参考博客:https://blog.csdn.net/exp1ore/article/details/77541302
题目链接:http://acm.hdu.edu.cn/showproblem.php?pid=6181
Two Paths
Time Limit: 4000/2000 MS (Java/Others) Memory Limit: 153428/153428 K (Java/Others)
Total Submission(s): 2239 Accepted Submission(s): 862
Problem Description
You are given a undirected graph with n nodes (numbered from 1 to n) and m edges. Alice and Bob are now trying to play a game.
Both of them will take different route from 1 to n (not necessary simple).
Alice always moves first and she is so clever that take one of the shortest path from 1 to n.
Now is the Bob's turn. Help Bob to take possible shortest route from 1 to n.
There's neither multiple edges nor self-loops.
Two paths S and T are considered different if and only if there is an integer i, so that the i-th edge of S is not the same as the i-th edge of T or one of them doesn't exist.
Input
The first line of input contains an integer T(1 <= T <= 15), the number of test cases.
The first line of each test case contains 2 integers n, m (2 <= n, m <= 100000), number of nodes and number of edges.
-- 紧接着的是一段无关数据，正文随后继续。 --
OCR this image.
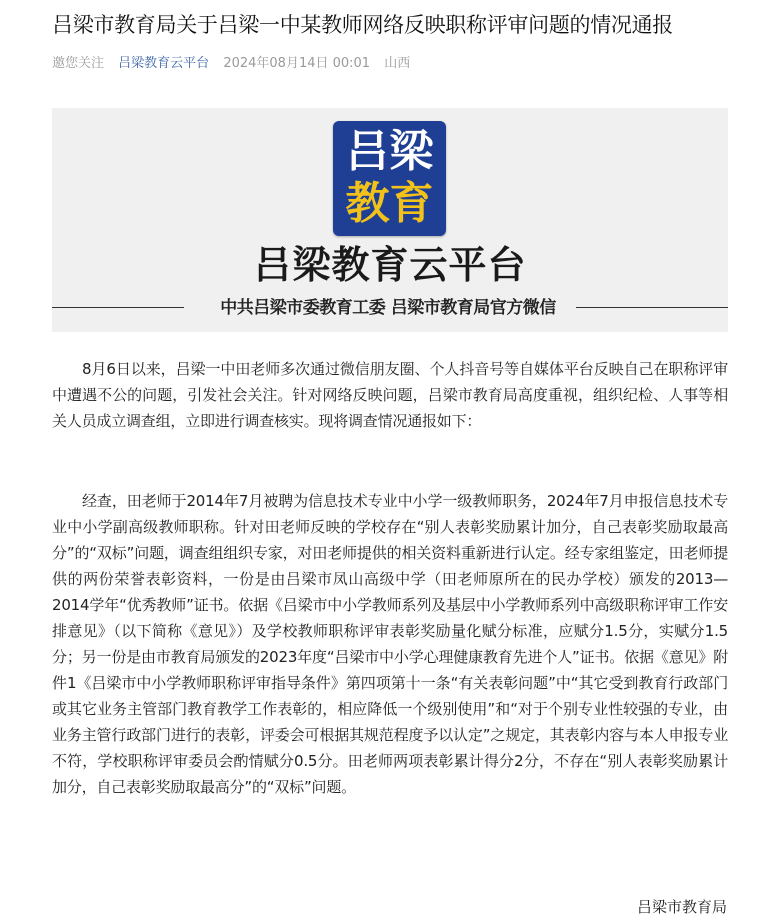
吕梁市教育局关于吕梁一中某教师网络反映职称评审问题的情况通报
邀您关注 吕梁教育云平台 2024年08月14日 00:01 山西
吕梁
教育
吕梁教育云平台
中共吕梁市委教育工委 吕梁市教育局官方微信

8月6日以来，吕梁一中田老师多次通过微信朋友圈、个人抖音号等自媒体平台反映自己在职称评审中遭遇不公的问题，引发社会关注。针对网络反映问题，吕梁市教育局高度重视，组织纪检、人事等相关人员成立调查组，立即进行调查核实。现将调查情况通报如下：

经查，田老师于2014年7月被聘为信息技术专业中小学一级教师职务，2024年7月申报信息技术专业中小学副高级教师职称。针对田老师反映的学校存在“别人表彰奖励累计加分，自己表彰奖励取最高分”的“双标”问题，调查组组织专家，对田老师提供的相关资料重新进行认定。经专家组鉴定，田老师提供的两份荣誉表彰资料，一份是由吕梁市凤山高级中学（田老师原所在的民办学校）颁发的2013—2014学年“优秀教师”证书。依据《吕梁市中小学教师系列及基层中小学教师系列中高级职称评审工作安排意见》（以下简称《意见》）及学校教师职称评审表彰奖励量化赋分标准，应赋分1.5分，实赋分1.5分；另一份是由市教育局颁发的2023年度“吕梁市中小学心理健康教育先进个人”证书。依据《意见》附件1《吕梁市中小学教师职称评审指导条件》第四项第十一条“有关表彰问题”中“其它受到教育行政部门或其它业务主管部门教育教学工作表彰的，相应降低一个级别使用”和“对于个别专业性较强的专业，由业务主管行政部门进行的表彰，评委会可根据其规范程度予以认定”之规定，其表彰内容与本人申报专业不符，学校职称评审委员会酌情赋分0.5分。田老师两项表彰累计得分2分，不存在“别人表彰奖励累计加分，自己表彰奖励取最高分”的“双标”问题。

吕梁市教育局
Each of the next m lines contains 3 integers a, b, w (1 <= a, b <= n, 1 <= w <= 1000000000), this means that there's an edge between node a and node b and its length is w.
It is guaranteed that there is at least one path from 1 to n.
Sum of n over all test cases is less than 250000 and sum of m over all test cases is less than 350000.
Output
For each test case print length of valid shortest path in one line.
Sample Input
2
3 3
1 2 1
2 3 4
1 3 3
2 1
1 2 1
Sample Output
5
3
Hint
For testcase 1, Alice take path 1 - 3 and its length is 3, and then Bob will take path 1 - 2 - 3 and its length is 5.
For testcase 2, Bob will take route 1 - 2 - 1 - 2 and its length is 3
输入:第一行一个数t表示t组测试样例,每组样例第一行两个数n,m表示有n个点,m条边(双向边),接下来m行每行三个数a,b,c表示a和b之间有一条长度为c的边
输出:1到n的次短路的距离
思路:1到n的次短路=min(1到u的最短路+dis[u,v]+v到n的最短路)且一定大于1到n的最短路
注意:给disu和disv初始化的时候初始化为0x3f3f3f3f3f3f3f3f(8个3f),一开始因为这个wa了十几发
AC代码:
#include<iostream>
#include<algorithm>
#include<cstdio>
#include<cstring>
#include<queue>
#include<vector>
#include<cmath>
using namespace std;
#define LL long long
const int MOD=998244353;
const int inf=0x3f3f3f3f;
const LL inff=0x3f3f3f3f3f3f3f3f;
const LL MAX_N=100005;
const LL MAX_M=100005;
#define MEF(x) memset(x,-1,sizeof(x))
#define ME0(x) memset(x,0,sizeof(x))
#define MEI(x) memset(x,inf,sizeof(x))
struct LX
{
int v,next;
LL di;
}lx[MAX_M*2];
int first[MAX_N];
int vis[MAX_N];
LL disv[MAX_N],disu[MAX_N];
queue<int> q;
void add(int u,int v,LL di,int cnt)
{
lx[cnt].v=v;
lx[cnt].di=di;
lx[cnt].next=first[u];
first[u]=cnt;
}
void spfa(int xx,LL dis[])
{
ME0(vis);
dis[xx]=0;
q.push(xx);
vis[xx]=1;
while(!q.empty())
{
int x=q.front();
q.pop();
vis[x]=0;
for(int i=first[x];i!=-1;i=lx[i].next)
{
int y=lx[i].v;
if(dis[y]>dis[x]+lx[i].di)
{
dis[y]=dis[x]+lx[i].di;
if(!vis[y])
{
q.push(y);
vis[y]=1;
}
}
}
}
}
int main()
{
int t;
scanf("%d",&t);
for(int t1=1;t1<=t;t1++)
{
int n,m,a,b;
LL c;
scanf("%d%d",&n,&m);
MEF(first);
int cnt=0;
for(int m1=1;m1<=m;m1++)
{
scanf("%d%d%lld",&a,&b,&c);
add(a,b,c,++cnt);
add(b,a,c,++cnt);
}
for(int n1=0;n1<=n;n1++)
{
disv[n1]=disu[n1]=inff;
}
spfa(1,disv);
spfa(n,disu);
LL ans=inff;
for(int n1=1;n1<=n;n1++)
{
for(int i=first[n1];i!=-1;i=lx[i].next)
{
int n2=lx[i].v;
LL sum=lx[i].di+disv[n1]+disu[n2];
if(sum>disv[n]&&sum<ans)
{
ans=sum;
}
}
}
printf("%lld\n",ans);
}
return 0;
}